I have looked at P exhibit 1 and it is clear that Dr. Lelei recommended future medical costs of Kshs. 100,000/=. It is therefore unfortunate that counsel could accuse the trial magistrate of picking the figure from the air. I find no merit in ground no. 7 of the appeal. The claim for future medical costs was a general damage claim and did not have to be specifically pleaded. (see Sosphinaf Company Ltd & anor. V Daniel Ng’ang;a Kanyi, civil Appeal No. 315 of 2001 (Court of Appeal).
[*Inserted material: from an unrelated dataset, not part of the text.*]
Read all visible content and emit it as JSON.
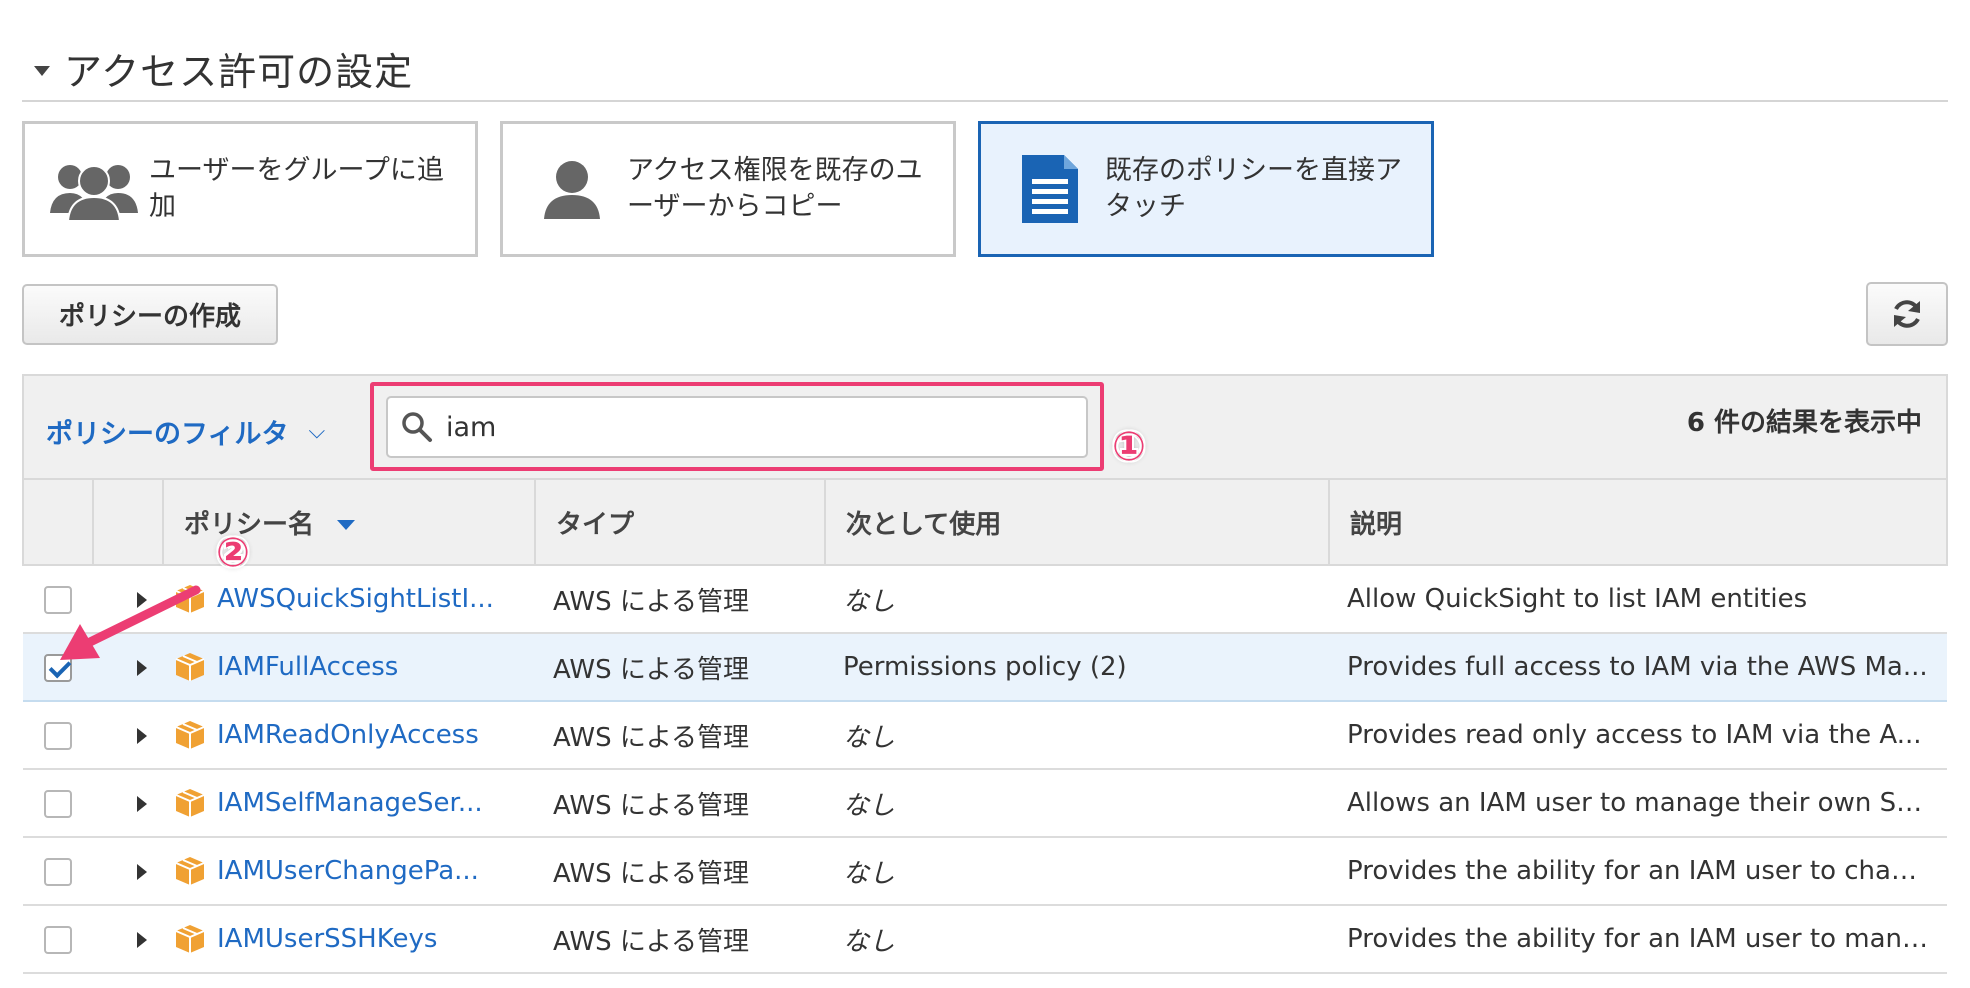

The Learned Magistrate considered the evidence of the Respondent, medical reports and submissions of the respective Counsels. I have tested the findings of the Learned magistrate’s vis-a-vis the evidence on record. In my view, the Learned Magistrate did not misdirect herself and this appeal must fail.
For these reasons, I dismiss the appeal with costs to the Respondent.
Dated AND Signed At Nairobi ON This 24th Day Of august 2012.